A word-learning pet dog has given scientists clues that some animals may have the comprehension necessary for language, even though they cannot actually talk.
Rico, a smart border collie, was spotted on television by Julia Fischer and her colleagues at the Max Planck Institute for Evolutionary Anthropology in Leipzig, Germany. With a “vocabulary” of 200 words, Rico showed exceptional ability in retrieving specific toys when asked to fetch them.
The researchers decided to test whether Rico’s ability was based on understanding and if he could learn and remember new words. They placed a new toy among his favourites and asked Rico to fetch it, using the unfamiliar name. The dog nearly always did. This suggests that Rico is using a system called “fast-mapping”, which young children use to learn new words by matching new words to new objects. The study is the first to show fast-mapping in animals.
“It shows that fast-mapping is not specific to humans, that it probably has a more general purpose in figuring things out in your world,” says Fischer.
“Dog owners often boast about the communicative and social abilities of their pets, and this study seems to vindicate them,” writes Paul Bloom, a psychologist at Yale University, US, in a commentary accompanying the study in the journal Science.
Fischer adds the results suggest there may be reasons other than comprehension which have stopped language evolving in dogs and chimps.
“With the evolution of language the constraints are not on the comprehension side – that had all been in place before humans uttered a word,” she told New Scientist. “The constraints are more on the production side.”

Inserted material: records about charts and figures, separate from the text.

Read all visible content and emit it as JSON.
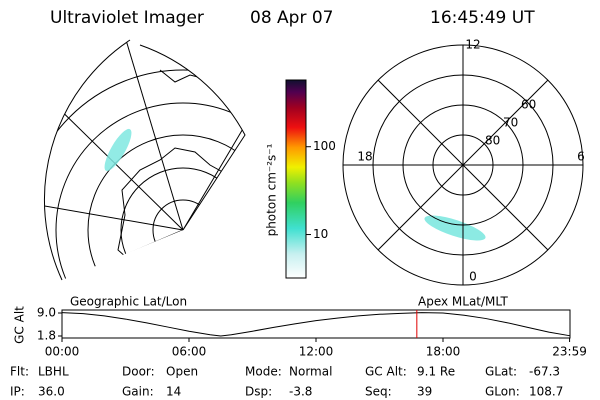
{
  "header": {
    "title": "Ultraviolet Imager",
    "date": "08 Apr 07",
    "time": "16:45:49 UT"
  },
  "colorbar": {
    "label": "photon cm⁻²s⁻¹",
    "log": true,
    "range": [
      3.2,
      575
    ],
    "ticks": [
      10,
      100
    ]
  },
  "polar": {
    "mlat_range": [
      50,
      90
    ],
    "mlat_ticks": [
      60,
      70,
      80
    ],
    "mlt_ticks": [
      0,
      6,
      12,
      18
    ]
  },
  "timeline": {
    "left_label": "Geographic Lat/Lon",
    "right_label": "Apex MLat/MLT",
    "ylabel": "GC Alt",
    "yticks": [
      {
        "value": 9,
        "label": "9.0"
      },
      1.8
    ],
    "xticks": [
      {
        "value": 0,
        "label": "00:00"
      },
      {
        "value": 6,
        "label": "06:00"
      },
      {
        "value": 12,
        "label": "12:00"
      },
      {
        "value": 18,
        "label": "18:00"
      },
      {
        "value": 23.98,
        "label": "23:59"
      }
    ],
    "xlim": [
      0,
      24
    ],
    "altitude": {
      "x": [
        0,
        1,
        2,
        3,
        4,
        5,
        6,
        7,
        7.5,
        8,
        9,
        10,
        11,
        12,
        13,
        14,
        15,
        16,
        17,
        18,
        19,
        20,
        21,
        22,
        23,
        23.98
      ],
      "values": [
        9.1,
        8.8,
        8.1,
        7.1,
        5.9,
        4.6,
        3.3,
        2.2,
        1.8,
        2.2,
        3.3,
        4.5,
        5.6,
        6.6,
        7.4,
        8.1,
        8.6,
        8.9,
        9.1,
        9.0,
        8.3,
        7.3,
        6.0,
        4.5,
        3.0,
        1.9
      ]
    }
  },
  "info": [
    [
      {
        "label": "Flt:",
        "value": "LBHL"
      },
      {
        "label": "IP:",
        "value": "36.0"
      }
    ],
    [
      {
        "label": "Door:",
        "value": "Open"
      },
      {
        "label": "Gain:",
        "value": "14"
      }
    ],
    [
      {
        "label": "Mode:",
        "value": "Normal"
      },
      {
        "label": "Dsp:",
        "value": "-3.8"
      }
    ],
    [
      {
        "label": "GC Alt:",
        "value": "9.1 Re"
      },
      {
        "label": "Seq:",
        "value": "39"
      }
    ],
    [
      {
        "label": "GLat:",
        "value": "-67.3"
      },
      {
        "label": "GLon:",
        "value": "108.7"
      }
    ]
  ]
}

Making the jump from comprehension to talking may require a change in neural organisation to give voluntary control and fine-tune articulation, she says.
Another hypothesis suggests that gesturing is a pre-requisite to language developing. “Primates have fabulous control of their hands, but they don’t gesture,” Fischer explains. “So this shows there must be more going on, perhaps in terms of social cognition.”
To be sure that Rico’s language skills were not based on visual prompts, the researchers placed 10 known items in a room, while Rico and his owner waited in another room. The owner asked Rico to go in fetch two randomly chosen items 20 times. Rico correctly fetched 37 out of 40 toys.
When a new toy was placed in the adjacent room with seven other familiar objects, Rico correctly retrieved the unfamiliar item in seven out of 10 sessions.
He was then tested four weeks later to see if he remembered the link between the novel word and the novel item. The learned toy was placed among four completely new toys, and four familiar ones. In three out of six sessions, Rico picked the right one. “This retrieval rate is comparable to the performance of three-year-old toddlers,” write the researchers.
Rico may be an exceptionally bright and studious dog, admits Fischer “If he were human, we would call him a workaholic. He’s so motivated, it’s mind-boggling.”
She also points out that dogs may be a special case in responding to human language because they have co-evolved with humans. But other animals like apes have also shown comprehension.
Another factor could be that border collies are working dogs and have been selected to respond to a shepherd’s calls. But despite their word skills, they do not make easy pets, she warns, as they require a lot of exercise and attention.